Sehubungan Kementerian Pekerjaan Umum dan Perumahan Rakyat (Kemen PUPR) mengadakan Diskusi tentang Penyelenggaraan Rumah Umum dan Komersial pada Wilayah Jawa, Bali dan Nusa Tenggara yang mengambil tema “Penyederhanaan Perizinan dan Penyediaan Lahan Rumah Umum dan Komersial”, tanggal 25-27 November 2021, di Hotel Kokoon Banyuwangi Jatim, maka YLPK Jatim selain mengapresiasi kegiatan tersebut juga mengingatkan kepada pemerintah pusat maupun pemerintah daerah bahwa hasil diskusi tersebut jangan sampai membuka Perbuatan Melanggar Hukum (PMH) Para Developer Perumahan dan/atau Apartemen yang semakin Terstruktur dan Tersistem sehingga menimbulkan kerugian bagi masyarakat konsumen semakin massif.

Standar Pemasaran Minimal (SPM) bagi Perumahan yang belum dibangun berdasarkan UU Perumahan Pasal 42 ayat (1) s/d ayat 3, bahwa Pelaksana Pembangunan dalam memasarkan/mempromosikan/mengiklankan di media cetak maupun media elektronik wajib dengan cara memberikan informasi yang benar, jelas dan jujur kepada konsumen baik promosi itu melalui brosur/pamflet maupun baliho outdoor di jalan-jalan. SPM itu diatur dalam UU Perumahan Pasal 42 ayat (1) s/d ayat (3) itu menegaskan sebagai berikut:

Ayat (1)  Rumah tunggal, rumah deret, dan/atau rumah susun yang masih dalam tahap proses pembangunan dapat dipasarkan melalui sistem Perjanjian Pendahuluan Jual Beli (PPJB) sesuai dengan ketentuan peraturan perundang-undangan. Ayat (2)  menegaskan: Perjanjian Pendahuluan Jual Beli (PPJB) sebagaimana dimaksud pada ayat (1) dilakukan setelah memenuhi persyaratan kepastian atas:

  1. status pemilikan tanah;
  2. hal yang diperjanjikan;
  3. kepemilikan izin mendirikan bangunan induk;
  4. ketersediaan prasarana, sarana, dan utilitas umum; dan
  5. keterbangunan perumahan paling sedikit 20% (dua puluh persen).

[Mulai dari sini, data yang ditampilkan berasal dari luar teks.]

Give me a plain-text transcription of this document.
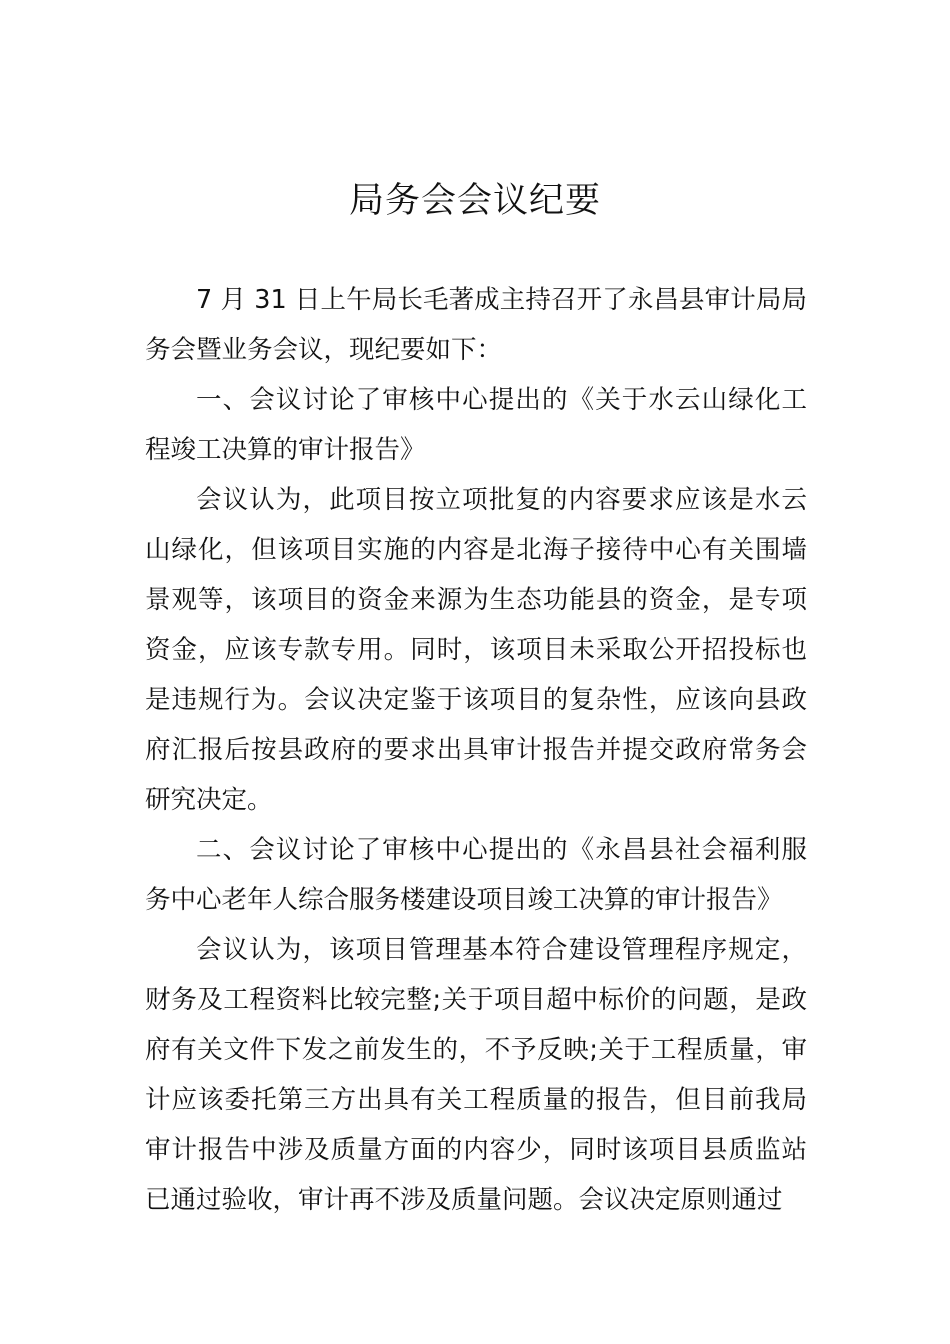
局务会会议纪要

7 月 31 日上午局长毛著成主持召开了永昌县审计局局务会暨业务会议，现纪要如下：

一、会议讨论了审核中心提出的《关于水云山绿化工程竣工决算的审计报告》

会议认为，此项目按立项批复的内容要求应该是水云山绿化，但该项目实施的内容是北海子接待中心有关围墙景观等，该项目的资金来源为生态功能县的资金，是专项资金，应该专款专用。同时，该项目未采取公开招投标也是违规行为。会议决定鉴于该项目的复杂性，应该向县政府汇报后按县政府的要求出具审计报告并提交政府常务会研究决定。

二、会议讨论了审核中心提出的《永昌县社会福利服务中心老年人综合服务楼建设项目竣工决算的审计报告》

会议认为，该项目管理基本符合建设管理程序规定，财务及工程资料比较完整;关于项目超中标价的问题，是政府有关文件下发之前发生的，不予反映;关于工程质量，审计应该委托第三方出具有关工程质量的报告，但目前我局审计报告中涉及质量方面的内容少，同时该项目县质监站已通过验收，审计再不涉及质量问题。会议决定原则通过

Selanjutnya ayat (3)  menegaskan: Ketentuan lebih lanjut mengenai sistem Perjanjian Pendahuluan Jual Beli (PPJB) sebagaimana dimaksud pada ayat (1) diatur dengan Peraturan Menteri.

Sedangkan Standar Pemasaran Minimal (SPM) dalam Pemasaran Rumah Susun/Apartemen berdasarkan UU RI No. 20/2011 Tentang Rumah Susun (UU Rumah Susun) menegaskan: Dalam Pemasaran dan Jual Beli Rumah Susun, berdasarkan Pasal 42 UU Rumah Susun/Apartemen ayat (1) s/d ayat (3) menegaskan: Ayat (1)  Pelaku pembangunan dapat melakukan pemasaran sebelum pembangunan rumah susun dilaksanakan. Namun demikian, ayat (2)  mengatur: Dalam hal pemasaran dilakukan sebelum pembangunan rumah susun dilaksanakan sebagaimana dimaksud pada ayat (1), pelaku pembangunan sekurang-kurangnya harus memiliki:

  1. kepastian peruntukan ruang;
  2. kepastian hak atas tanah;
  3. kepastian status penguasaan rumah susun;
  4. perizinan pembangunan rumah susun; dan
  5. jaminan atas pembangunan rumah susun dari lembaga penjamin.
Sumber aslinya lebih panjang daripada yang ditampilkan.